Monday, June 15, 2015

The Sacramento Bee: Opinion: California Capitol is isolated island with two tribes

Dan Walters

Dan Walters
dwalters@sacbee.com
June 13, 2015

  • Anthropologist would find Legislature fascinating
  • Its two houses have distinct cultures
  • Senate now the bastion of bad behavior

Anthropologists probe the evolution of primitive societies, which makes the Capitol a perfect laboratory.

It’s an isolated island occupied by two tribes with distinct cultural attributes. Sometimes they cooperate to pursue common goals but often are rivals.
Senate President Pro Tem Kevin De Leon, D-Los Angeles talks to members of the Sacramento Bee Capitol Bureau on Monday, March 2, 2015 in Sacramento.
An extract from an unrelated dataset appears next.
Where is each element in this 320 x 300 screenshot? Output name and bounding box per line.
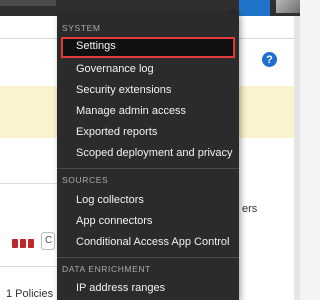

Senate President Pro Tem Kevin De Leon, D-Los Angeles talks to members of the Sacramento Bee Capitol Bureau on Monday, March 2, 2015 in Sacramento. | Hector Amezcua hamezcua@sacbee.com

You might think this description refers to Democrats and Republicans. But it’s really about the Assembly and the Senate.

An anthropological study would reveal that the two tribes’ cultural differences evolve constantly but are never reconciled.
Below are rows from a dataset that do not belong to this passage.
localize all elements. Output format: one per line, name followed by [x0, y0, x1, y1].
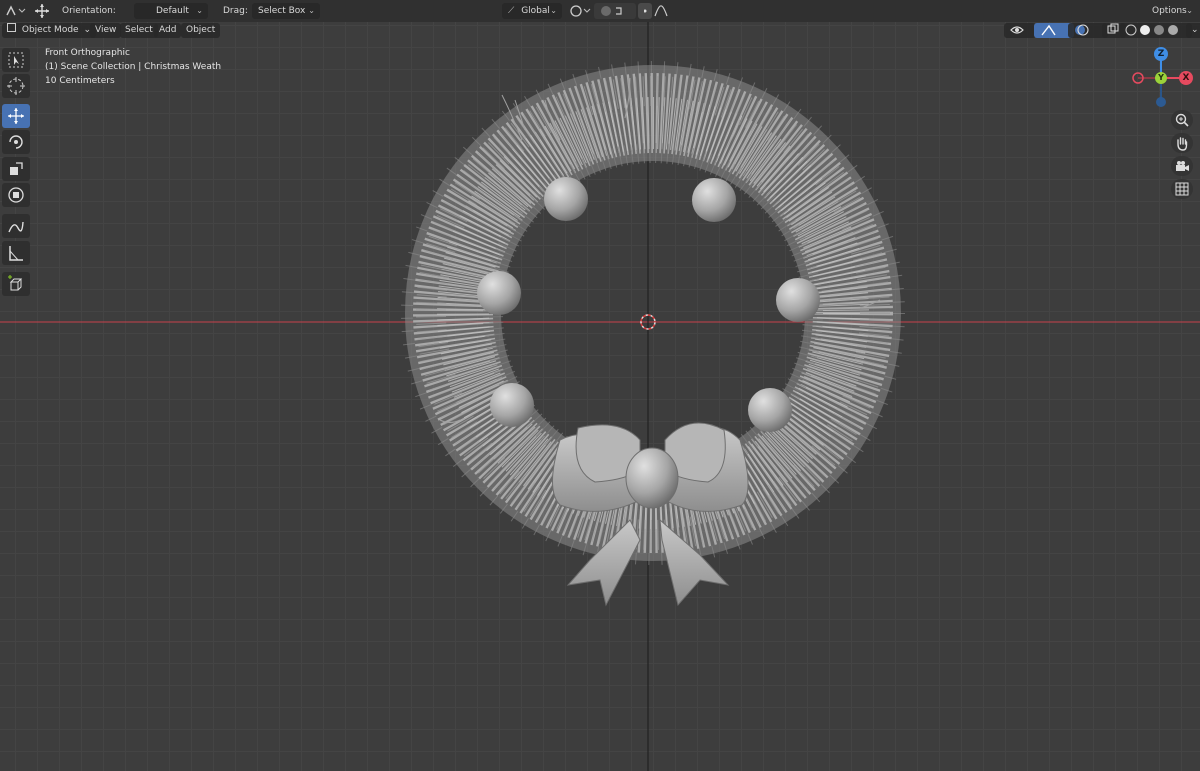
view-name: Front Orthographic [45, 48, 130, 58]
menu-view[interactable]: View [90, 23, 122, 38]
rotate-icon [9, 135, 23, 149]
scale-icon [10, 162, 23, 175]
add-cube-tool[interactable] [2, 272, 30, 296]
grid-scale: 10 Centimeters [45, 76, 115, 86]
mode-value: Object Mode [21, 25, 79, 35]
object-mode-icon [7, 23, 16, 32]
add-cube-icon [8, 275, 23, 291]
annotate-icon [8, 221, 24, 233]
cursor-tool[interactable] [2, 74, 30, 98]
transform-tool[interactable] [2, 183, 30, 207]
shading-modes[interactable] [1120, 23, 1192, 38]
orientation-dropdown[interactable]: Default ⌄ [134, 3, 208, 19]
transform-orientation-value: Global [521, 6, 550, 16]
move-tool[interactable] [2, 104, 30, 128]
menu-object[interactable]: Object [181, 23, 221, 38]
tool-settings-header: Orientation: Default ⌄ Drag: Select Box … [0, 0, 1200, 23]
hand-icon [1177, 137, 1188, 151]
options-dropdown[interactable]: Options ⌄ [1146, 3, 1198, 19]
cursor-icon [7, 77, 25, 95]
wreath-model [401, 61, 905, 607]
annotate-tool[interactable] [2, 214, 30, 238]
pan-button[interactable] [1171, 133, 1193, 153]
global-icon: ⟋ [508, 6, 515, 16]
menu-select[interactable]: Select [120, 23, 158, 38]
snap-icon[interactable] [594, 3, 636, 19]
3d-viewport[interactable] [0, 22, 1200, 771]
chevron-down-icon: ⌄ [196, 6, 203, 15]
drag-dropdown[interactable]: Select Box ⌄ [252, 3, 320, 19]
proportional-edit-icon[interactable] [638, 3, 652, 19]
camera-button[interactable] [1171, 156, 1193, 176]
viewport-header-right: ⌄ [1004, 22, 1200, 40]
collection-info: (1) Scene Collection | Christmas Weath [45, 62, 222, 72]
transform-icon [8, 187, 24, 203]
measure-tool[interactable] [2, 241, 30, 265]
drag-label: Drag: [223, 6, 248, 16]
select-box-tool[interactable] [2, 48, 30, 72]
rotate-tool[interactable] [2, 130, 30, 154]
orientation-value: Default [156, 6, 189, 16]
camera-icon [1176, 161, 1189, 171]
chevron-down-icon: ⌄ [1186, 6, 1193, 15]
select-box-icon [8, 52, 24, 68]
visibility-icon[interactable] [1004, 23, 1036, 38]
falloff-icon[interactable] [654, 3, 668, 19]
measure-icon [9, 246, 23, 261]
mode-dropdown[interactable]: Object Mode ⌄ [2, 23, 96, 38]
move-tool-icon[interactable] [32, 3, 52, 19]
transform-pivot-icon[interactable] [4, 3, 26, 19]
x-axis-label[interactable]: X [1179, 71, 1193, 85]
grid-icon [1175, 182, 1189, 196]
shading-options-icon[interactable]: ⌄ [1186, 23, 1200, 38]
z-axis-label[interactable]: Z [1154, 47, 1168, 61]
viewport-scene [0, 22, 1200, 771]
y-axis-label[interactable]: Y [1155, 72, 1167, 84]
navigation-gizmo[interactable]: Z X Y [1128, 44, 1194, 110]
perspective-toggle-button[interactable] [1171, 179, 1193, 199]
menu-add[interactable]: Add [154, 23, 182, 38]
chevron-down-icon: ⌄ [308, 6, 315, 15]
pivot-point-icon[interactable] [569, 3, 591, 19]
move-icon [8, 108, 24, 124]
zoom-button[interactable] [1171, 110, 1193, 130]
transform-orientation-dropdown[interactable]: ⟋ Global ⌄ [502, 3, 562, 19]
chevron-down-icon: ⌄ [550, 6, 557, 15]
neg-z-handle [1156, 97, 1166, 107]
scale-tool[interactable] [2, 157, 30, 181]
zoom-icon [1175, 113, 1189, 127]
orientation-label: Orientation: [62, 6, 116, 16]
options-label: Options [1152, 6, 1187, 16]
drag-value: Select Box [258, 6, 306, 16]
One house is always dominant. For most of the 20th century, the Senate and its long-serving, even elderly, members called the shots, but professionalism and the one-man, one-vote decision shifted the balance of power in the mid-1960s.

The Assembly dominated during the lengthy, authoritarian speakerships of Jesse Unruh and Willie Brown, but Brown’s departure and the advent of term limits in the 1990s shifted power back to the Senate as the lower house raced through a series of weak, short-term speakers.

At the moment, the two tribes are in rough parity, each jostling for dominance. But that’s not the only point of friction.

Historically, the Senate has been the more conservative of the two, but in recent years, with the advent of a bloc of moderate Democrats in the Assembly, it may be a little less liberal.

Finally, there’s the behavioral gap.

The Assembly long had the image of freewheeling, somewhat raffish and even semi-corrupt demeanor while the Senate was a bastion of probity – a little boring, perhaps, but collegial and less overtly partisan.